The Guardian

Biden plans to press for global Covid vaccinatio­n target of 70%

- Patrick Wintour Diplomatic editor

Joe Biden will reportedly propose a target of 70% of the world’s population to be vaccinated within the next year at a special summit he intends to convene alongside the UN general assembly in New York this month.

The US president’s target, reported by the New York Times, is in line with ambitions set jointly by the World Bank, the Internatio­nal Monetary Fund (IMF) and the World Health Organizati­on (WHO) but is more ambitious than current performanc­e and the targets set at the G7 meeting in Cornwall chaired by Boris Johnson. The G7 agreed to donate 870m doses of Covid-19 vaccines directly, with an aim to deliver at least half by the end of 2021.

The west has been accused of hoarding surplus vaccines or of moral failure by providing jabs to teenagers or a third dose to adults when large tracts of Africa remain unvaccinat­ed.

In June the heads of the World Bank group, the IMF, the WHO and World Trade Organizati­on (WTO) set a target of having 60% of the world’s population vaccinated by the middle of 2022.

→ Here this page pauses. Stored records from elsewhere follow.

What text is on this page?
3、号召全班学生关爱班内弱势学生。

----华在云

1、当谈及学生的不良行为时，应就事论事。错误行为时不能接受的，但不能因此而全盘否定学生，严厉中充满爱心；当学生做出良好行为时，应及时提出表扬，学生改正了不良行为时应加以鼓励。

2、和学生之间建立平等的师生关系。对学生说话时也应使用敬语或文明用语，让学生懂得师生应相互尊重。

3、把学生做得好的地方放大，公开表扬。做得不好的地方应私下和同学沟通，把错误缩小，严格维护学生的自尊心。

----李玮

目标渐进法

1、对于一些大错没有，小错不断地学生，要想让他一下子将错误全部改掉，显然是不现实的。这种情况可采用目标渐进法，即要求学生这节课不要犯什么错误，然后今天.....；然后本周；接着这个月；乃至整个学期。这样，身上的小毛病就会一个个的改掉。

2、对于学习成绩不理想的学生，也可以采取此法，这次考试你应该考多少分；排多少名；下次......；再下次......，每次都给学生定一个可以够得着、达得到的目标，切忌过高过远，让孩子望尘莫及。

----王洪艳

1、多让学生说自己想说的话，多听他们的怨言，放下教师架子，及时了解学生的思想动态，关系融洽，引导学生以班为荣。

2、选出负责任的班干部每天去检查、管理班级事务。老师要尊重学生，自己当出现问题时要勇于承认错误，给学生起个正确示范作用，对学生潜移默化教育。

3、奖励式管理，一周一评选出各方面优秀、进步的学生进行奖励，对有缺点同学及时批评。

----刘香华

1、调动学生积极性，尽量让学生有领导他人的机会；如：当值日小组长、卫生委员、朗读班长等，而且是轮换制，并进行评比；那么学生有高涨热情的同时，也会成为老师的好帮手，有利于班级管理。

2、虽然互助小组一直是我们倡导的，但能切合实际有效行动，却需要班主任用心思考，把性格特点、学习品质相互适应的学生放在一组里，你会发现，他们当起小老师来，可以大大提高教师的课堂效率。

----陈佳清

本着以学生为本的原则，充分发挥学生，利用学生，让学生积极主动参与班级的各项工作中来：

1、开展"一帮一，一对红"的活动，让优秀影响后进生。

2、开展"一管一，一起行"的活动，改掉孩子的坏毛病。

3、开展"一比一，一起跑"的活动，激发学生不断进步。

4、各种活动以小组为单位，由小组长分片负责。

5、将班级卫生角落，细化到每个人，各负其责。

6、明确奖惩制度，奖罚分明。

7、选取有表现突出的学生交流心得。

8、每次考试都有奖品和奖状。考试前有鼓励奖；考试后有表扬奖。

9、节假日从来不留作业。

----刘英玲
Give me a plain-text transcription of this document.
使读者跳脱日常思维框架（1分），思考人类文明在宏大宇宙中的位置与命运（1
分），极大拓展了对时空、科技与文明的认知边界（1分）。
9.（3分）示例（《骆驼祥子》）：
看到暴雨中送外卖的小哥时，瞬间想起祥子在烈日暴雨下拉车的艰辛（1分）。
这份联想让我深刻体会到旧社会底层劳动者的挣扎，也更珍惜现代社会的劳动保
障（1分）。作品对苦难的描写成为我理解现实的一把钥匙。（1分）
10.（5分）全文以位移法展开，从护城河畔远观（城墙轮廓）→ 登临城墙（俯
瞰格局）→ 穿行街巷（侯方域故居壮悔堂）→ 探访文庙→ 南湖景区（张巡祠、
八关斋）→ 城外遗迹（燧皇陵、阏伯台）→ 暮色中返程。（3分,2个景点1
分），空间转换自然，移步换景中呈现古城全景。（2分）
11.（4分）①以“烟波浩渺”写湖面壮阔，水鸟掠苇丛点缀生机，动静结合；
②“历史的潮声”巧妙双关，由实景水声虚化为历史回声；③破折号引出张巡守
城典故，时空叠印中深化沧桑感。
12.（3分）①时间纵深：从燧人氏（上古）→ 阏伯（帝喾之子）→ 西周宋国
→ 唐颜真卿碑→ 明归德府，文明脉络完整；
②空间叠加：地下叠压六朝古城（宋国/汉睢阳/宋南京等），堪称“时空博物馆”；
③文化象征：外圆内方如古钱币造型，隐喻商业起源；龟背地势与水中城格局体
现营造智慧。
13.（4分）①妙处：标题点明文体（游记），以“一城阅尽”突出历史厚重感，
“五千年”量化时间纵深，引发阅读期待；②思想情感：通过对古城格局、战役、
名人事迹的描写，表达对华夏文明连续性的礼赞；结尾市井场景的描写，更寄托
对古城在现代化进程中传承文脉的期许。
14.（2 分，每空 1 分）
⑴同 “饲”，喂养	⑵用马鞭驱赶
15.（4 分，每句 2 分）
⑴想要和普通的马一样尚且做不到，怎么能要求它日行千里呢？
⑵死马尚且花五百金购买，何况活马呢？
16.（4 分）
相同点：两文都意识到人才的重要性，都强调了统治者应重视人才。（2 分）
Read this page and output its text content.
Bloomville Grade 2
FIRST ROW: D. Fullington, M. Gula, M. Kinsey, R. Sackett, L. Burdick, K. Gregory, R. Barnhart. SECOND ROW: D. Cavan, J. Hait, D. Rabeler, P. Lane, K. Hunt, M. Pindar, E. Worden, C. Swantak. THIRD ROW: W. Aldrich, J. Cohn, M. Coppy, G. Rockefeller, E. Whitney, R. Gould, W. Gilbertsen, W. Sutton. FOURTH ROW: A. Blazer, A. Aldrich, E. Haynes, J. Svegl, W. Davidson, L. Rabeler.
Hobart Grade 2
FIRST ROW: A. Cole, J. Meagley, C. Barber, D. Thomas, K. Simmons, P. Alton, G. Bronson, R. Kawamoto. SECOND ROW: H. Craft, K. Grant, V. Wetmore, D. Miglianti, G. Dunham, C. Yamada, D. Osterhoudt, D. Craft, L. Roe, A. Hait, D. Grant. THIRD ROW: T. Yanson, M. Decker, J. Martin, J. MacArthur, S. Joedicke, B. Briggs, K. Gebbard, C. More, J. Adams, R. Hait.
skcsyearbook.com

The US draft also calls for countries “with relevant capabiliti­es” either to purchase or donate 1bn additional doses of vaccine beyond the 2bn that have been pledged by wealthy nations; and for world leaders to ensure that $3bn (£2.2bn) is made available in 2021 and $7bn in 2022 in financing “for vaccine readiness and administra­tion, combating hesitancy, and procuring ancillary supplies”.

This month the WHO reported that only 20% of people in low- and lower-middle-income countries had received a first dose of vaccine compared with 80% in high- and upper-middle-income countries.

Its latest supply forecast suggested enough vaccines would be released through the Covax mechanism to protect 20% of the population, or 40% of all adults, in all 92 lower-income economies with the exception of India. That assumes 1.4bn doses will have been made available via Covax through 2021, a 25% shortfall from its previous projection of 1.9bn.

Explaining the shortfall, the WHO said its ability to protect the most vulnerable people in the world “continues to be hampered by export bans, the prioritisa­tion of bilateral deals by manufactur­ers and countries, ongoing challenges in scaling up production by some key producers and delays in filing for regulatory approval”.

The WHO supply forecast projects a total of 2.6bn doses will have been released to low-income countries by the end of the first quarter of 2022. Dependent on a range of factors, including funding, the WHO projects 5.9bn doses can be available by the end of 2022.

The US, under pressure from Chinese vaccine diplomacy, said in August it had delivered 110m Covid vaccine doses to 65 countries.

Political pressure is also building at the WTO for a relaxation of intellectu­al property rules for Covid vaccines, first proposed by India and South Africa in October.